Please note that when using multiple virtual hosts the entry

   PerlOptions +Parent

can be set only in one virtual host. This is sufficient, however, because the switch applies to all virtual hosts.

Replace /var/www/imperia/site with the absolute path to your imperia system.

If the prefix "/imp" has to be changed with something else, then the system.conf variable URI_PREFIX also has to be adjusted. This variable cannot contain slashes.

Note

When using an Oracle database, the Oracle environment variables are entered in the startup script of the Apache web server, if you want to use mod_perl.

 export NLS_LANG="AMERICAN_AMERICA.WE8ISO8859P15"
 export NLS_NCHAR_CHARACTERSET="WE8ISO8859P15"
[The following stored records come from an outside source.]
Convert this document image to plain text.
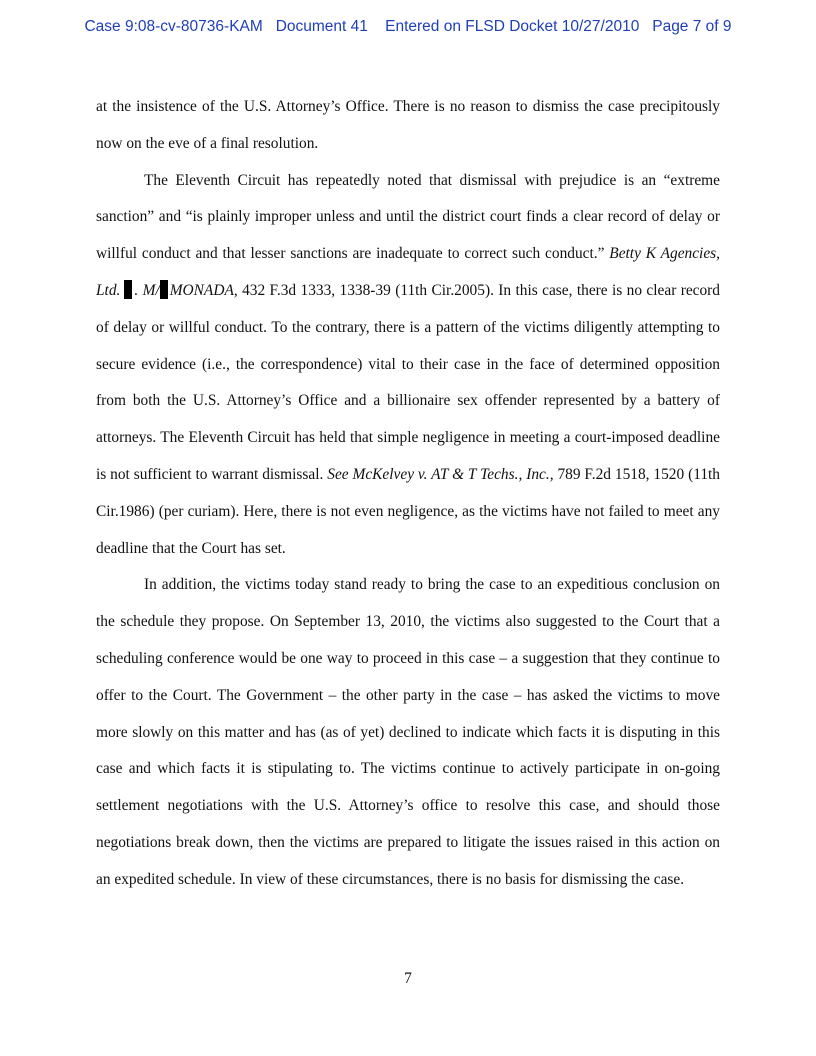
Case 9:08-cv-80736-KAM   Document 41    Entered on FLSD Docket 10/27/2010   Page 7 of 9

at the insistence of the U.S. Attorney’s Office. There is no reason to dismiss the case precipitously now on the eve of a final resolution.

The Eleventh Circuit has repeatedly noted that dismissal with prejudice is an “extreme sanction” and “is plainly improper unless and until the district court finds a clear record of delay or willful conduct and that lesser sanctions are inadequate to correct such conduct.” Betty K Agencies, Ltd. . M/ MONADA, 432 F.3d 1333, 1338-39 (11th Cir.2005). In this case, there is no clear record of delay or willful conduct. To the contrary, there is a pattern of the victims diligently attempting to secure evidence (i.e., the correspondence) vital to their case in the face of determined opposition from both the U.S. Attorney’s Office and a billionaire sex offender represented by a battery of attorneys. The Eleventh Circuit has held that simple negligence in meeting a court-imposed deadline is not sufficient to warrant dismissal. See McKelvey v. AT & T Techs., Inc., 789 F.2d 1518, 1520 (11th Cir.1986) (per curiam). Here, there is not even negligence, as the victims have not failed to meet any deadline that the Court has set.

In addition, the victims today stand ready to bring the case to an expeditious conclusion on the schedule they propose. On September 13, 2010, the victims also suggested to the Court that a scheduling conference would be one way to proceed in this case – a suggestion that they continue to offer to the Court. The Government – the other party in the case – has asked the victims to move more slowly on this matter and has (as of yet) declined to indicate which facts it is disputing in this case and which facts it is stipulating to. The victims continue to actively participate in on-going settlement negotiations with the U.S. Attorney’s office to resolve this case, and should those negotiations break down, then the victims are prepared to litigate the issues raised in this action on an expedited schedule. In view of these circumstances, there is no basis for dismissing the case.

7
Only in this way will these variables be loaded before mod_perl. In any other position, the execution is late and mod_perl is already loaded. Environment variables have no effect on mod_perl and imperia. The consequence: the database cannot be accessed. In a CGI backend, entering the following in default.conf is enough:

 env_NLS_LANG = AMERICAN_AMERICA.WE8ISO8859P15
 env_NLS_NCHAR_CHARACTERSET = WE8ISO8859P15

FastCGI#

Example configurations for FastCGI:

Apache mod_fcgid module

ScriptAlias /cgi-bin /srv/www/imperia/cgi-bin
<Location /cgi-bin/imperia-fcgi.pl>
    SetHandler fcgid-script
    Options ExecCGI
    Order allow,deny
    Allow from all
</Location>

Apache mod_fcgid module

ScriptAlias /fcgi-bin /srv/www/imperia/fcgi-bin
<Location /fcgi-bin>
    SetHandler fcgid-script
    Options ExecCGI
    Order allow,deny
    Allow from all
</Location>

Apache mod_fastcgi module

AppClass /srv/www/imperia/dev/cgi-bin/imperia-fcgi.pl
Alias /cgi-bin /srv/www/imperia/cgi-bin
<Location /imp/>
    SetHandler fastcgi-script
</Location>

Apache mod_fastcgi module

ScriptAlias /cgi-bin /srv/www/imperia/cgi-bin
<Location /cgi-bin/imperia-fcgi.pl>
    SetHandler fastcgi-script
    Options ExecCGI
    Order allow,deny
    Allow from all
</Location>

Internal Web Server#

The internal web server site/bin/site_imperia.pl may be used for development purposes; especially while debugging.
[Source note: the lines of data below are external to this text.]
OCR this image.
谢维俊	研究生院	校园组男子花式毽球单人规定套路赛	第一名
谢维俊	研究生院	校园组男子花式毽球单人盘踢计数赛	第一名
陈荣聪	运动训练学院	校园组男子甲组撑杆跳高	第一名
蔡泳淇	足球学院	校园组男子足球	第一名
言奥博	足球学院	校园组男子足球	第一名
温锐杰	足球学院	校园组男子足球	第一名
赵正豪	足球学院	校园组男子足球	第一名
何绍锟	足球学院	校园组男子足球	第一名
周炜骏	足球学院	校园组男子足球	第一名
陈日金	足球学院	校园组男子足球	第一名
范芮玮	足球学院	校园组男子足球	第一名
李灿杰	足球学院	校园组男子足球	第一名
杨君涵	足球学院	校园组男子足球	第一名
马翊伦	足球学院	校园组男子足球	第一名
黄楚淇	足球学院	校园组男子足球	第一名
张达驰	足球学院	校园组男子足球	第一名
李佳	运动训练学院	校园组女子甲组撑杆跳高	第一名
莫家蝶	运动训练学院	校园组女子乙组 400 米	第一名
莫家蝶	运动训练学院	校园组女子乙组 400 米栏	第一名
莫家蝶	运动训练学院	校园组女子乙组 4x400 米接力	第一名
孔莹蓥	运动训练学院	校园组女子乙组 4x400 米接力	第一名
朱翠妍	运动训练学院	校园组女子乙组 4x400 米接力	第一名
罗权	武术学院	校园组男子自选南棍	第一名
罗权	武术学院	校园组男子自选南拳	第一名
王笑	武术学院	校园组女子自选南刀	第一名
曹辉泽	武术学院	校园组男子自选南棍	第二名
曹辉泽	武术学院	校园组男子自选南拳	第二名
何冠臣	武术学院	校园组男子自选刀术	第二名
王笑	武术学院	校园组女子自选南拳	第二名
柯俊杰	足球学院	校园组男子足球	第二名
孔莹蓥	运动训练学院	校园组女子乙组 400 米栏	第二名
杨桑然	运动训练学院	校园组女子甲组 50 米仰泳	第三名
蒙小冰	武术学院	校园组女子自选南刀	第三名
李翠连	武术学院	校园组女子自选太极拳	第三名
Use the --help option to view all the available options.

Performance#

Hardware#

When talking about web applications, such as a CMS, Intel architectures are preferred to Sparc architectures.

File System#

If the system is a Linux one, XFS, ext4, or ReiserFS file system should be used.

Browser#

In imperia 10, only browsers that support the current web technologies will be supported. Older browsers cannot be used (see also Browser).

Data Structure#

The directories, subdirectories and category structure should be planned very carefully. The more documents there are in a directory, the slower it is accessed. The goal is to have less documents under one category.